[Ads-l] Further Antedating of "Rap Music"
Bonnie Taylor-Blake
b.taylorblake at GMAIL.COM
Thu May 15 17:20:43 UTC 2025
This is an interesting or unusual case, I think. Here's the snippet in context,
https://www.genealogybank.com/doc/newspapers/image/v2%3A13D5DA85AE05A305%40GB3NEWS-14E828ED5F7D8F03%402444363-14E68AF5B3B99D9F%4013-14E68AF5B3B99D9F?clipid=cvdyykjreejsrzzoczxzlwutjzbdmhzs_ip-10-166-46-77_1747329028612
This may well be the first appearance of "'rap' music," but what
little I've discerned of Hodge's music doesn't fall within rap, even
rap as was emerging near simultaneously (ca. 1975-1980).
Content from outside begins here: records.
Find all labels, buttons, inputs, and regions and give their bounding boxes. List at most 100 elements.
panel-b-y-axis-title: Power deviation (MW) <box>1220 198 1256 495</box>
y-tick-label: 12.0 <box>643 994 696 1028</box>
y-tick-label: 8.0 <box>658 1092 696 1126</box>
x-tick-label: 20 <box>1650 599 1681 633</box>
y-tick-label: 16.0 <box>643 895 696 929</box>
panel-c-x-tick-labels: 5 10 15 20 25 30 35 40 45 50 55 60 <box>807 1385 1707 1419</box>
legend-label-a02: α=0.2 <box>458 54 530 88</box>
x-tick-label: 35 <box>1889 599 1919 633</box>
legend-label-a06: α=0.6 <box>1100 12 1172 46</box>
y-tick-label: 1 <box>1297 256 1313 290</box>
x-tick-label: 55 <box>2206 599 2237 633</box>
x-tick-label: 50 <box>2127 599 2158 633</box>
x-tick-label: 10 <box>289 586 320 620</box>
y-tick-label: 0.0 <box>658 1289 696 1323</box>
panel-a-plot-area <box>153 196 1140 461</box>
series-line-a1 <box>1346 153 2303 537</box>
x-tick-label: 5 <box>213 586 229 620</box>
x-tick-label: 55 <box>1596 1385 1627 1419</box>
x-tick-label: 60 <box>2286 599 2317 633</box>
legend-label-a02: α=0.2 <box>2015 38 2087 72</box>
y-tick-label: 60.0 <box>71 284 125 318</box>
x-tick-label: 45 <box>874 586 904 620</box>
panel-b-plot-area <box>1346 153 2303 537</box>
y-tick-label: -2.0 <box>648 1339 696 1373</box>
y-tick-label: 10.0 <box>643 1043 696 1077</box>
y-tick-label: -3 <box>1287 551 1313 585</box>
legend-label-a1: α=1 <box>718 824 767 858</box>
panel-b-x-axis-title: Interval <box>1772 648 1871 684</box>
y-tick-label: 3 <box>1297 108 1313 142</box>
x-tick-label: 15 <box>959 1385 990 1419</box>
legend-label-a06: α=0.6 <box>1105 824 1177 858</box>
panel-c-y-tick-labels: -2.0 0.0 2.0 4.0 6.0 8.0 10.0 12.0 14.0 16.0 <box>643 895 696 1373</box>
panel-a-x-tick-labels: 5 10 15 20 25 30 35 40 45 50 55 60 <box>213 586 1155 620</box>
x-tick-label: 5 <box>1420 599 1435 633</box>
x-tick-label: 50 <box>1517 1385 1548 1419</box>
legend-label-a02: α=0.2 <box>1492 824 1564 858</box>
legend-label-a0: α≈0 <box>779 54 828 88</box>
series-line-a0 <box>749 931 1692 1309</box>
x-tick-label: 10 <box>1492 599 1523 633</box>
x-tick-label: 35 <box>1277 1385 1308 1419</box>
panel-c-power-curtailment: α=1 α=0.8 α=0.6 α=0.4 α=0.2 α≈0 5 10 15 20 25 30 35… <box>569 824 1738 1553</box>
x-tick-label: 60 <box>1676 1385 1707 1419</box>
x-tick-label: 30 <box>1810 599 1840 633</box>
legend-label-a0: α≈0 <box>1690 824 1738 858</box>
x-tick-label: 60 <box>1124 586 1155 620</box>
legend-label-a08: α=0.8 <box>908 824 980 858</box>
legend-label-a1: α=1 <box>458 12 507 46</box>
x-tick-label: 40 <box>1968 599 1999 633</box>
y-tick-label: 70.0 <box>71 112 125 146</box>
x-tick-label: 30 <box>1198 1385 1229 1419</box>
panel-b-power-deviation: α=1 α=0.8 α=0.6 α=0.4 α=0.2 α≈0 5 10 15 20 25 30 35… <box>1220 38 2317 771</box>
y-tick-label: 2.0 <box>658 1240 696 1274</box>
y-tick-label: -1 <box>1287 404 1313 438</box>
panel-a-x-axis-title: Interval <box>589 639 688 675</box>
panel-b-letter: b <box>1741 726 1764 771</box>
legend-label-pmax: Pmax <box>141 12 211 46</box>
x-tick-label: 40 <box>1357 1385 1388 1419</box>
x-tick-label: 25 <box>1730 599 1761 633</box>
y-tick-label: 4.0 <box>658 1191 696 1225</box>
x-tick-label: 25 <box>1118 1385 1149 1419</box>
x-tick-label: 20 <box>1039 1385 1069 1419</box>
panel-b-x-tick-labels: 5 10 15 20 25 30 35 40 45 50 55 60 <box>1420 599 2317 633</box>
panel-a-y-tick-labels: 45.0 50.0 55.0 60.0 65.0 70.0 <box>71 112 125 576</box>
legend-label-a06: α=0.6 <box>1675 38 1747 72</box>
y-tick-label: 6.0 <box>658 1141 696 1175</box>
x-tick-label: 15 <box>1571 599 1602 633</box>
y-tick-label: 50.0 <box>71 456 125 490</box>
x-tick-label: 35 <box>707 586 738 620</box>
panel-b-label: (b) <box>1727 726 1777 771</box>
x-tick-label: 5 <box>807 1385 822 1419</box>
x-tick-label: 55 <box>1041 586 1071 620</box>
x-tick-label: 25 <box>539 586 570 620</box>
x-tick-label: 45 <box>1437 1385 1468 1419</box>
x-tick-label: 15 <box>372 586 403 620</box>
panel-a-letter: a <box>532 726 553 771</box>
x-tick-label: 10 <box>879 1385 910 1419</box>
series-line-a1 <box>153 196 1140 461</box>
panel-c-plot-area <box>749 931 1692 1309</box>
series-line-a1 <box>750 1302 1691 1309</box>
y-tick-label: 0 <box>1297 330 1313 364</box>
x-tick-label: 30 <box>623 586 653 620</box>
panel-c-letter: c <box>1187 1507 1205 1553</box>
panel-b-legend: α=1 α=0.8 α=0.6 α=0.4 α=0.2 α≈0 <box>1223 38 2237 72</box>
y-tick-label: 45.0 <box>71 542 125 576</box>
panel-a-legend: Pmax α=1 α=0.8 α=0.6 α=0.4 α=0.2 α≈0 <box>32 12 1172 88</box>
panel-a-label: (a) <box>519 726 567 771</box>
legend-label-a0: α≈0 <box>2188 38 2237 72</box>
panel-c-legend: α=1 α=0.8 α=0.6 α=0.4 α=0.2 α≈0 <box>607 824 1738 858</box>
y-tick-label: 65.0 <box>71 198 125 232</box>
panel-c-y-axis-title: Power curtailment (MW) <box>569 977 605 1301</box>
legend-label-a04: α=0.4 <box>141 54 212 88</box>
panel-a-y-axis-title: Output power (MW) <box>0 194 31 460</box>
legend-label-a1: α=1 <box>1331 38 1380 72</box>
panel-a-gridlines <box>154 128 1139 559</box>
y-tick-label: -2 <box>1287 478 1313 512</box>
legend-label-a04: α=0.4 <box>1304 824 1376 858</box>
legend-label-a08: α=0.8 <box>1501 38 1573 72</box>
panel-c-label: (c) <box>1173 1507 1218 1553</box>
I didn't listen to all of "Eyewitness Blues," the album the writer was
describing, but the "blues-based melody" therein sounds more like
Southern (white) rock or blues rock in the style of the Allman
Brothers or Lynyrd Skynyrd.
So, to me, a collocation of "rap" and "music," but not rap (music).
-- Bonnie
On Thu, May 15, 2025 at 11:26 AM Shapiro, Fred <fred.shapiro at yale.edu> wrote:
>
> rap music (OED 1981)
>
> 1980 Washington Star 3 May B-2/4 (Genealogy Bank)
>
> ["Catfish"] Hodge's music is distinctive. A good portion of it is "rap" music — Hodge talking in sing-song fashion over a wrenching, blues-based melody.